Pas envie d’écrire une chronique dans laquelle il me faudrait rappeler qu’en 2011 la fin du couple formé par Thurston Moore et Kim Gordon signa également celle de leur groupe (un obscur combo new-yorkais nommé Sonic Youth) : je veux dire, on va se traîner encore combien de temps ce gossip indigne d’une institution culturelle telle qu’ADA ? Alors certes, hasard hasard hum hum, chacun dans son coin, nos anciens tourtereaux publient cette année un album solo – le neuvième pour l’ancien guitariste chanteur de Jeunesse Sonique –, mais cessons par pitié de relier entre elles des destinées désormais individuelles. Après tout, Roméo et Juliette, une fois séparés, n’ont-ils pas eu des vies sympatico ? Et comment ça, je viens de faire ce que j’avais dit que je ne ferai pas ? Hein ? Bref.
On va se pencher sur la version Bandcamp de Flow Critical Lucidity, qui intègre des bonus, dont une composition dédiée à la chorégraphe Isadora Duncan, coup de bol pour vous, je suis en train de lire ses mémoires : c’est vif, spirituel, drôle, bien écrit, durant quelques heures on fréquente un être d’exception, franchement, je conseille. Thurston fera-t-il mieux que Kent (Isadora Duncan danse, 1987) et Vic Chesnutt (Isadora Duncan, 1990 : « Well I dreamed I was a-dancin’ with Isadora Duncan / In a silver café ») ?
Basé à Londres durant l’enregistrement de ce nouvel opus, Thurston s’est adjoint les services de la bassiste Debbie Googe (My Bloody Valentine), du multi-instrumentiste James Sedwards (Chrome Hoof), de l’électronicien Jonathan Leidecker (alias Wobbly) et du batteur Jem Doulton.
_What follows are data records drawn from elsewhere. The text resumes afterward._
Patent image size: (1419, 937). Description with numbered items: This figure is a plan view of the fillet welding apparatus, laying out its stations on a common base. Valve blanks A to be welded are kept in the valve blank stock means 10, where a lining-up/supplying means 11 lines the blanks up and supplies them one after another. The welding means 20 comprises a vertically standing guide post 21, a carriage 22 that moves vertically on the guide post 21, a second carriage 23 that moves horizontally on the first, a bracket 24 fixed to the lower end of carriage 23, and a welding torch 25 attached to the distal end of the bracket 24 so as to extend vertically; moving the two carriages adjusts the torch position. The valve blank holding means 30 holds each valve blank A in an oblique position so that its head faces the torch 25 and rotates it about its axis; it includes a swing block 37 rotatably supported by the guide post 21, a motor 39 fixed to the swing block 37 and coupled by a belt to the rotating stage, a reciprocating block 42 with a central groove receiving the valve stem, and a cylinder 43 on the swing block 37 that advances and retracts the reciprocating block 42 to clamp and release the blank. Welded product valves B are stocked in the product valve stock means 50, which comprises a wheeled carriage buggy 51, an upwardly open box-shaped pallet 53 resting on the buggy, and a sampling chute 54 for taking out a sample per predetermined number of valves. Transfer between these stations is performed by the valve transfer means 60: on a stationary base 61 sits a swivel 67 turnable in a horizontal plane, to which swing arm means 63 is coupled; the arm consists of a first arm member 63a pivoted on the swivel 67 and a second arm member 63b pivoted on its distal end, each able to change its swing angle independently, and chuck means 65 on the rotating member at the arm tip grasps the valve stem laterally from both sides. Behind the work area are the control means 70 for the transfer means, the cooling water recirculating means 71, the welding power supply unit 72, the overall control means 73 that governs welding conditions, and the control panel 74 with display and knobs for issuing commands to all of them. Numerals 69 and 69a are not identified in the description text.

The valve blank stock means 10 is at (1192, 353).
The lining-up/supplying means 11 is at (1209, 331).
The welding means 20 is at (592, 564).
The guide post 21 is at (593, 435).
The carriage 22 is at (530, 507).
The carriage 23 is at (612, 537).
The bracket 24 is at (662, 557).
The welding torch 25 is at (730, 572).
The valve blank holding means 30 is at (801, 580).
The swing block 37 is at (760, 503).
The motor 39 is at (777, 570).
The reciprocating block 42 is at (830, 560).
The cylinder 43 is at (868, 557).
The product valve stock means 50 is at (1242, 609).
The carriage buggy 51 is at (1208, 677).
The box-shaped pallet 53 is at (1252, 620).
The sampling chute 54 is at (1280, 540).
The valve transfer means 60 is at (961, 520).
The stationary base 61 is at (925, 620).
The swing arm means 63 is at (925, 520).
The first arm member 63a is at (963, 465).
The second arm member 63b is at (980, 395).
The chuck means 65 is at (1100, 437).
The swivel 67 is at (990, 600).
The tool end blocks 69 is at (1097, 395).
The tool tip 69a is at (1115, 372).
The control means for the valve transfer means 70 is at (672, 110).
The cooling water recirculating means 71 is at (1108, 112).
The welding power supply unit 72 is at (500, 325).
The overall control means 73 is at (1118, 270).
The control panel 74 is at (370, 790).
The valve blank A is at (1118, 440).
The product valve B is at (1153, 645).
S’ouvrant sur un lancinant New In Town (ah, ces harmoniques de guitare et ces percussions feutrées !), Flow Critical Lucidity fait la part belle aux atmosphères tournoyantes, urbaines et aérées, invitant Laetitia Sadier sur le final du mid-tempo Sans Limites (on reste sur notre faim, mec !), reprenant les grilles d’accords chères au Sonic Youth de la grande époque (Shadow, tout en retenue : le cinglant la dissonance le bruitisme, c’est pour Kim) et se lançant dans une sorte de ballade 90’s à la conclusion expérimentale un chouia longue, monotone et cheap – les arpèges de piano, beurk.
Début de grimace, on s’ennuie un peu, et ce n’est pas l’interminable Rewilding (chouette ligne de basse, nonobstant), dont on ne comprend pas la direction, ni le mou du genou The Diver (émulsion de guitares délayées sur lit de guitares réverbérées, servie avec une larme de chorus et même des pains de guitares, bizarre) qui vont nous rassurer. Alors, quand le bonus track Isadora pointe le bout de son nez, on soupire. C’est quoi ce truc ? : le texte de cette pop song 90s électrifiée et incongrue est abominable, les chœurs (« Isa-dora / Isa-dora ») super ringards, et les solos de guitare particulièrement pourris. Kent, Vic, mes amis, vous pouvez dormir tranquille.
Flow Critical Lucidity n’est pas un disque honteux. Juste dispensable, et – surtout – à la hauteur des œuvres de Thurston Moore, qui ne fait rien d’autre que ce qu’il fait depuis 1995 et ses débuts en solo : des albums cools. Parce que oui, remember : dans les 90’s, Thurston était l’image même du gars cool, avec son physique fluet d’étudiant attardé, sa mèche sur le front et ses Converse trouées aux pieds, presque le gendre rock’n roll idéal, musicien discret, simple, pas de vagues, pas de colères, pas vraiment d’ambition, non plus. Il aura fallu une Kim Gordon pour donner du nerf aux productions de Sonic Youth, tendre vers l’arty, l’expérimental, l’acier cinglant. On ne pourra jamais lui en vouloir, sans Kim, Thurston n’est pas plus pas moins que lui-même. Un gars cool qui fait des disques cools. Et des disques chiants, aussi. Chiant + cool = chool, chool comme Flow Critical Lucidity.